The Endoscopy Department is staffed by two Board Certified Gastroenterologists (physicians with specialized training in diseases of the intestinal tract, liver and pancreas), three specially trained registered nurses and a certified registered nurse anesthetist.
Colonoscopy is a test that allows the doctor to look at the inner lining of your large intestine (rectum and colon). The doctor uses a thin, flexible tube (colonoscope) is inserted into the rectum. A tiny video camera at the tip of the tube allows the doctor to view the inside of the entire colon. If necessary, polyps or other types of abnormal tissue can be removed through the scope during a colonoscopy.
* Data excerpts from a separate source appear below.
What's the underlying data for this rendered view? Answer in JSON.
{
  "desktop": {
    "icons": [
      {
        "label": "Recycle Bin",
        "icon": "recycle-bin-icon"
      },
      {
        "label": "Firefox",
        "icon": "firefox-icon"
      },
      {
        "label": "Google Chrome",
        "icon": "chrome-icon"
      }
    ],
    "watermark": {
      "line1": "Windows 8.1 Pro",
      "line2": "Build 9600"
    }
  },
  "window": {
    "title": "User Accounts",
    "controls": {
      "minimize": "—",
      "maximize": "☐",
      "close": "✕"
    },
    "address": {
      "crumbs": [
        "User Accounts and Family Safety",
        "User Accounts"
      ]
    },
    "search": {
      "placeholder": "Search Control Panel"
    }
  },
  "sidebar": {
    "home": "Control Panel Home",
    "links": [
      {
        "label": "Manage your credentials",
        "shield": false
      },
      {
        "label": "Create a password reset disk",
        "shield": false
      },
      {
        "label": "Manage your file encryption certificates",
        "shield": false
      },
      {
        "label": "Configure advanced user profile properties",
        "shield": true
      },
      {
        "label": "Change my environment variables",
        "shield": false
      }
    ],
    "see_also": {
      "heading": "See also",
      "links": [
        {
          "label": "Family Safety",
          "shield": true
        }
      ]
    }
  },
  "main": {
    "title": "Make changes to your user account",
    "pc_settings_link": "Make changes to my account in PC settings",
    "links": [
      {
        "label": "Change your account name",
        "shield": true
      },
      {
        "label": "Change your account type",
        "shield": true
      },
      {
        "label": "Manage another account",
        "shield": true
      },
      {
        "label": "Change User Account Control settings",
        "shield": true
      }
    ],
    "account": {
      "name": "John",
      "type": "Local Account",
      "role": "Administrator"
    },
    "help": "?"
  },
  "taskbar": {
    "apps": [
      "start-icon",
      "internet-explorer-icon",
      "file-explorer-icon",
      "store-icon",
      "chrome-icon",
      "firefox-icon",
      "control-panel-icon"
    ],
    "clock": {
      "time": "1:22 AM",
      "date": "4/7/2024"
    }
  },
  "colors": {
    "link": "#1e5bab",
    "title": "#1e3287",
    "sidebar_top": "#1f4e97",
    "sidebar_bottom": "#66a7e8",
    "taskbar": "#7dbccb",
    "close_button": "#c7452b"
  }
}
Tissue samples (biopsies) can be taken during a colonoscopy as well.
A colonoscopy can help your doctor explore possible causes of abdominal pain, rectal bleeding, chronic constipation, chronic diarrhea and other intestinal problems.
Screening - If you are age 50 or older and at average risk of colon cancer - you have no colon cancer risk factors other than age - your doctor may recommend a colonoscopy. Most insurance companies will pay this at 100% once every ten years but check your insurance policy to be sure of your benefits.
EGD - An upper endoscopy is a procedure used to visually examine your upper digestive system with a tiny camera on the end of a long, flexible tube. An EGD is used to diagnose and, sometimes, treat conditions that affect the upper part of the digestive system, including the esophagus, stomach and beginning of the small intestine.
An endoscopy may help the doctor determine what is causing digestive signs and symptoms, such as nausea, vomiting, abdominal pain, difficulty swallowing and gastrointestinal bleeding.
During the endoscopy sample tissue may be collected to test for diseases and conditions, such as anemia, bleeding, inflammation, diarrhea or cancers of the digestive system.
An endoscopy is used to treat problems in your digestive system, such as burning a bleeding vessel to stop bleeding, widening a narrow esophagus, clipping off a polyp or removing a foreign object.
EGDs are not done as a preventative procedure and are always subject to your insurance plan deductibles. If there is a need for a second EGD in one year it may require a prior authorization. It is advised that you check with your insurance plan for benefits.
Capsule Endoscopy is a procedure that uses a tiny wireless camera to take pictures of your digestive tract. A capsule endoscopy camera sits inside a vitamin-size capsule you swallow. As the capsule travels through your digestive tract, the camera takes thousands of pictures that are transmitted to a recorder you wear on a belt around your waist. This procedure is designed to allow your doctor to examine your entire small intestine.
Most insurance companies require a prior authorization for this procedure. You must have an EGD and colonoscopy prior to the ordering of this test.